As we slip and slide through our neighborhood, hit hard by the snowstorm, my husband remembers he forgot to turn off the coffee machine. Back we go the way we came, pushing our way through the pack of dogs eagerly awaiting us at the front door as if we've been gone for hours. As my husband turns off the coffee, we decide another three minutes won't hurt, and start a cappuccino for me. We pour the drinks into thermal cups, check to make sure both machines are off, and hurry back out to the car.
When we get about as far as we made it the first time, I remember I forgot the printout that goes along with one of the gifts, a tin of coffee from a centuries-old luxury delicatessen food store in Munich known for its exceptional kaffee brand.

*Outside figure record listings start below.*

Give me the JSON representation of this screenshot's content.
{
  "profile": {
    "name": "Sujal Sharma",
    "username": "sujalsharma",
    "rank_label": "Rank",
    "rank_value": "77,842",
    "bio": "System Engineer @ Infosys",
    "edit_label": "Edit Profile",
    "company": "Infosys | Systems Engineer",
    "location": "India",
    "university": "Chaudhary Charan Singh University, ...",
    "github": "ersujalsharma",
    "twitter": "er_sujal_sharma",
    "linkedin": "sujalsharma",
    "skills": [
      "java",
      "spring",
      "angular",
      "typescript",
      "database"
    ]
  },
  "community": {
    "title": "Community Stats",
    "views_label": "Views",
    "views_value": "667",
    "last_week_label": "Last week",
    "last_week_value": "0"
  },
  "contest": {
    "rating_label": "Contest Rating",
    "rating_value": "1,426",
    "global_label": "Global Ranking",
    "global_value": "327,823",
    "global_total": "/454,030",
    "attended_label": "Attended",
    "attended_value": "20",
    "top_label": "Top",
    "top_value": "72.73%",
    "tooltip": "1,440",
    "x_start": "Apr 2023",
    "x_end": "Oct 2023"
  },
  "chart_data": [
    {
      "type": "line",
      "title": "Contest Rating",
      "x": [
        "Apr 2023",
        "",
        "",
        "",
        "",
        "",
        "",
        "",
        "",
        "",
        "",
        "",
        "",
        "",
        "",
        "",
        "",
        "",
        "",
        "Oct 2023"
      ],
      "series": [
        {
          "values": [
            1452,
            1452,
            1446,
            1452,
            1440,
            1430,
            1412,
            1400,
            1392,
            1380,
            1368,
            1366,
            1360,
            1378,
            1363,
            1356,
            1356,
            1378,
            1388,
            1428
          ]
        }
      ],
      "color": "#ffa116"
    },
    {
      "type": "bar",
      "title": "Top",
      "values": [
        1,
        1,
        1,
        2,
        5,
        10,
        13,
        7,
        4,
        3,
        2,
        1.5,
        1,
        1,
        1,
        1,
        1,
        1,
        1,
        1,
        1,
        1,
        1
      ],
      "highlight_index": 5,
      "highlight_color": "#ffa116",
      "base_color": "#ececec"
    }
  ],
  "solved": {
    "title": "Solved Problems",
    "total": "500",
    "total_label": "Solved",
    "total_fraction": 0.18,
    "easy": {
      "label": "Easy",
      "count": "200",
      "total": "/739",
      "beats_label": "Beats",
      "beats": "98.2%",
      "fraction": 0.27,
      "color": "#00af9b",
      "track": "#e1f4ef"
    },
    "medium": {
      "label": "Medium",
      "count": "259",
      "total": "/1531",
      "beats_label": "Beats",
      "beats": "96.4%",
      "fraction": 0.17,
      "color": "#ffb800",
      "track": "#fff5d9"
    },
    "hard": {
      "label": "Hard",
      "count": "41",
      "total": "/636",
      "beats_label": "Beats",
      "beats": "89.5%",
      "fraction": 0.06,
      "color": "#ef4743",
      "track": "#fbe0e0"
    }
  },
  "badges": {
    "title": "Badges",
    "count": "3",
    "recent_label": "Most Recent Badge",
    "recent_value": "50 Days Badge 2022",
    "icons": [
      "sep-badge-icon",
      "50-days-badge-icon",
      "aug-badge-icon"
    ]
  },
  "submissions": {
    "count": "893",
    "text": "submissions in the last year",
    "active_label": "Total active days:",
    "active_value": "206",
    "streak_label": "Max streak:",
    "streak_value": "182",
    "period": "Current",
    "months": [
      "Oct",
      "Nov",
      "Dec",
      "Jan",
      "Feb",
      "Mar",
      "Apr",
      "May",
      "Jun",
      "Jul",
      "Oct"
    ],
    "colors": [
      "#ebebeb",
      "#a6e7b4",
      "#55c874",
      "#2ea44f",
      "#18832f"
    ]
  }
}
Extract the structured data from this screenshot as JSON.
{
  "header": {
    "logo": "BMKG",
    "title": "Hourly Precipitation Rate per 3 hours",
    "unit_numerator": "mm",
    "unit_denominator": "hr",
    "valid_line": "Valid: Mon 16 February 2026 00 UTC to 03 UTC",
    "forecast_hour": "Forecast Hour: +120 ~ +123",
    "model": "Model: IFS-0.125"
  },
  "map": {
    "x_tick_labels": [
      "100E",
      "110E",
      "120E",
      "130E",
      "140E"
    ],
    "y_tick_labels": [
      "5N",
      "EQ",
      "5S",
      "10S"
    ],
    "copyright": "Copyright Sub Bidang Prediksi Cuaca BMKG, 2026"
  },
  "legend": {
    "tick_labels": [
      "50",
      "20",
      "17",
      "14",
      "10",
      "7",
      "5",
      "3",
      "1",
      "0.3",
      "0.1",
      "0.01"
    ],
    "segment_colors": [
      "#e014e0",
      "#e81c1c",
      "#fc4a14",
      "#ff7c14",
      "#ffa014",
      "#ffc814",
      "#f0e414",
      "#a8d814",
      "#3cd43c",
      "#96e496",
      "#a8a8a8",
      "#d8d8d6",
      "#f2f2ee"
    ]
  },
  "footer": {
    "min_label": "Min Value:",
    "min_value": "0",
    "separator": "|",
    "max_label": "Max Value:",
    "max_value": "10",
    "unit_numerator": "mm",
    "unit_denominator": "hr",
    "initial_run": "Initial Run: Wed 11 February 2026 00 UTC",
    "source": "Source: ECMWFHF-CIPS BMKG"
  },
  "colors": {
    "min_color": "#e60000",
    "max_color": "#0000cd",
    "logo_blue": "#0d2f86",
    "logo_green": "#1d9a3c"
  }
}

The tin is its signature coffee, made from beans grown and sun-dried on a fourth-generation family farm in Guatemala that produces Cup of Excellence-winning Antigua coffees. Daunting as the thought of having to explain all this is, I decide not to go back for the printout and we finally make it out onto the main road.
About an hour east, we remember that we forgot to get gas, and we're nearing empty. Since our options are limited on Christmas Day and we still have the return trip home, we find a station that's open and fill up. Ten minutes back on the road, we hear a funny noise.
"I think we have a flat tire," my husband says, as he steers the car to the shoulder. He gets out the flimsy jack and spare, then removes the plastic cargo hold floor to lie on while changing the tire. It's cold, and I've left my coat and boots at home, so I wrap a thick wool blanket around my shoulders and stand outside to direct traffic around us.
Almost immediately, a motorist stops to see if we need help. It's a roofer on his way home to Gaylord after a Christmas Eve visit. Soon we're joined by two others, both on their way to Christmas Day celebrations. They're cheerful and happy to help, and insist on staying until the tire is completely changed. Then, as if in some holiday movie, they wave and call, "Merry Christmas" as they climb back into their cars, though they're late for their own family gatherings.
Yes, Virginia, there really is a Santa.